I could see that ungerminated bulbs were not the cause of his visit, and whenever a pre-cog gets nervous, I get nervous.
‘This is Tiger Prawns,’ I said, ‘the seventh foundling.’
Kevin took Tiger’s hand in his and stared into his eyes.
‘Don’t get in a blue car on a Thursday.’
‘Which Thursday?’
‘Any Thursday.’
‘What kind of car?’
‘A blue one. On a Thursday.’
‘Okay,’ said Tiger.
‘So what’s this about a vision?’ I asked, sorting through the mail.
‘It was a biggie,’ Kevin began nervously.
‘Oh yes?’ I returned pleasantly, having heard a lot of predictions that never came to anything, but also having heard some chilling ones that did.

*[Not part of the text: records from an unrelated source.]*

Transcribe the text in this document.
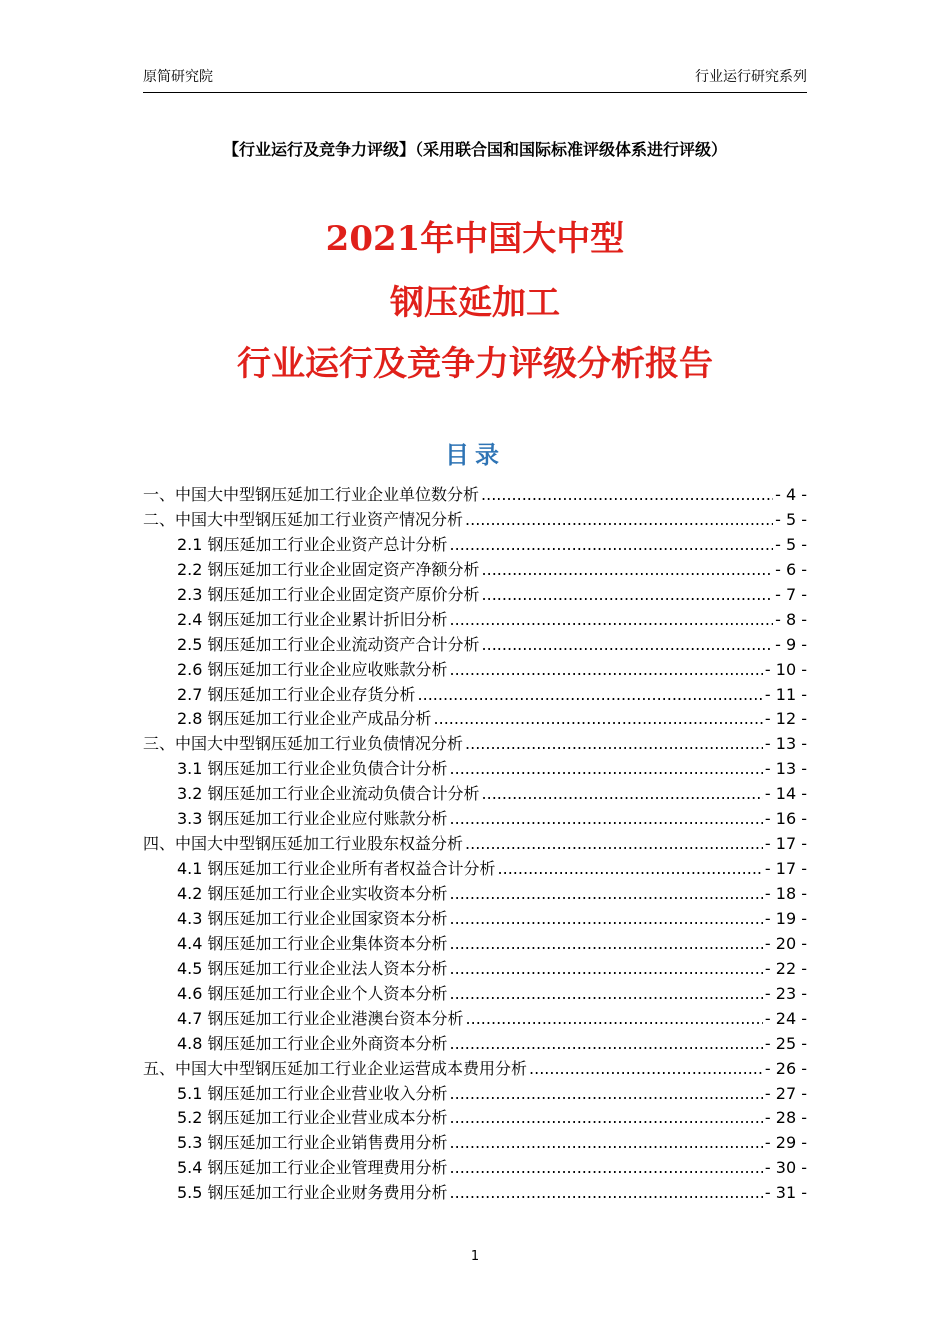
原简研究院	行业运行研究系列
【行业运行及竞争力评级】（采用联合国和国际标准评级体系进行评级）
2021年中国大中型
钢压延加工
行业运行及竞争力评级分析报告
目录
一、中国大中型钢压延加工行业企业单位数分析 .....	- 4 -
二、中国大中型钢压延加工行业资产情况分析 .....	- 5 -
2.1 钢压延加工行业企业资产总计分析 .....	- 5 -
2.2 钢压延加工行业企业固定资产净额分析 .....	- 6 -
2.3 钢压延加工行业企业固定资产原价分析 .....	- 7 -
2.4 钢压延加工行业企业累计折旧分析 .....	- 8 -
2.5 钢压延加工行业企业流动资产合计分析 .....	- 9 -
2.6 钢压延加工行业企业应收账款分析 .....	- 10 -
2.7 钢压延加工行业企业存货分析 .....	- 11 -
2.8 钢压延加工行业企业产成品分析 .....	- 12 -
三、中国大中型钢压延加工行业负债情况分析 .....	- 13 -
3.1 钢压延加工行业企业负债合计分析 .....	- 13 -
3.2 钢压延加工行业企业流动负债合计分析 .....	- 14 -
3.3 钢压延加工行业企业应付账款分析 .....	- 16 -
四、中国大中型钢压延加工行业股东权益分析 .....	- 17 -
4.1 钢压延加工行业企业所有者权益合计分析 .....	- 17 -
4.2 钢压延加工行业企业实收资本分析 .....	- 18 -
4.3 钢压延加工行业企业国家资本分析 .....	- 19 -
4.4 钢压延加工行业企业集体资本分析 .....	- 20 -
4.5 钢压延加工行业企业法人资本分析 .....	- 22 -
4.6 钢压延加工行业企业个人资本分析 .....	- 23 -
4.7 钢压延加工行业企业港澳台资本分析 .....	- 24 -
4.8 钢压延加工行业企业外商资本分析 .....	- 25 -
五、中国大中型钢压延加工行业企业运营成本费用分析 .....	- 26 -
5.1 钢压延加工行业企业营业收入分析 .....	- 27 -
5.2 钢压延加工行业企业营业成本分析 .....	- 28 -
5.3 钢压延加工行业企业销售费用分析 .....	- 29 -
5.4 钢压延加工行业企业管理费用分析 .....	- 30 -
5.5 钢压延加工行业企业财务费用分析 .....	- 31 -
1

‘You know Maltcassion, the Dragon?’ he asked.
‘Not personally.’
‘Of him, then.’
I knew of him, of course. Everybody did. The last of his kind, he lived up in the Dragonlands not far from here, although you’d be hard pressed to find anyone who could say they had caught a glimpse of the reclusive beast. I took the tea that Tiger handed me and placed it on my desk.
‘What about him?’
Kevin took a deep breath.
‘I saw him die. Die by the sword of a Dragonslayer.’
‘When?’
He narrowed his eyes.
‘Certainly within the next week.’
I stopped opening the mail—mostly junk anyway, or bills—and looked over to where Kevin Zipp was staring at me intently. The importance of the information wasn’t lost on him, and it wasn’t lost on me either. By ancient decree the Dragon’s land belonged to whoever claimed it as soon as the Dragon died, so there was always an unseemly rush for real estate which eclipsed a Dragon’s death. Within a day every square inch of land would be claimed. In the following months there would be legal wranglings, then the construction would begin. New roads, housing and power, retail parks and industrial units. All would cover the unspoilt lands in a smear of tarmac and concrete. A four-hundred-year-old wilderness gone for ever.
‘I heard that when Dragon Dunwoody died twenty-seven years ago,’ said Tiger, who was fairly up on Dragons, as you would be, growing up so close to the Dragonlands, ‘the crowd surge resulted in sixty-eight people dead in the stampede.’
Kevin and I exchanged glances. The death of the last Dragon would be a matter of some consequence.
‘How strong was this?’ I asked.
‘On a scale of one to ten,’ replied Zipp, ‘it was a twelve. Most powerful premonition I’ve ever felt. It was as though the Mighty Shandar himself had called me up person-to-person and reversed the charges. I can detect it on low-alpha as well as the wider brain wavelengths. I doubt I’m the only person picking this up.’
I doubted it too. I phoned Randolph, 14th Earl of Pembridge, the only other pre-cog on our books. Randolph, or EP-14 as he was sometimes known, was not only minor Hereford aristocracy, but an industrial prophet who worked for Consolidated Useful Stuff (Steel) PLC, predicting failure rates on industrial welding.
‘Randolph, it’s Jennifer.’
‘Jenny, D’girl! I thought you’d call.’
‘I’ve got the Remarkable Kevin Zipp with me and I wondered if—’
He didn’t need any prompting. He had picked up the same thing but had also furnished a time and date. Next Sunday at noon. I thanked him and replaced the phone.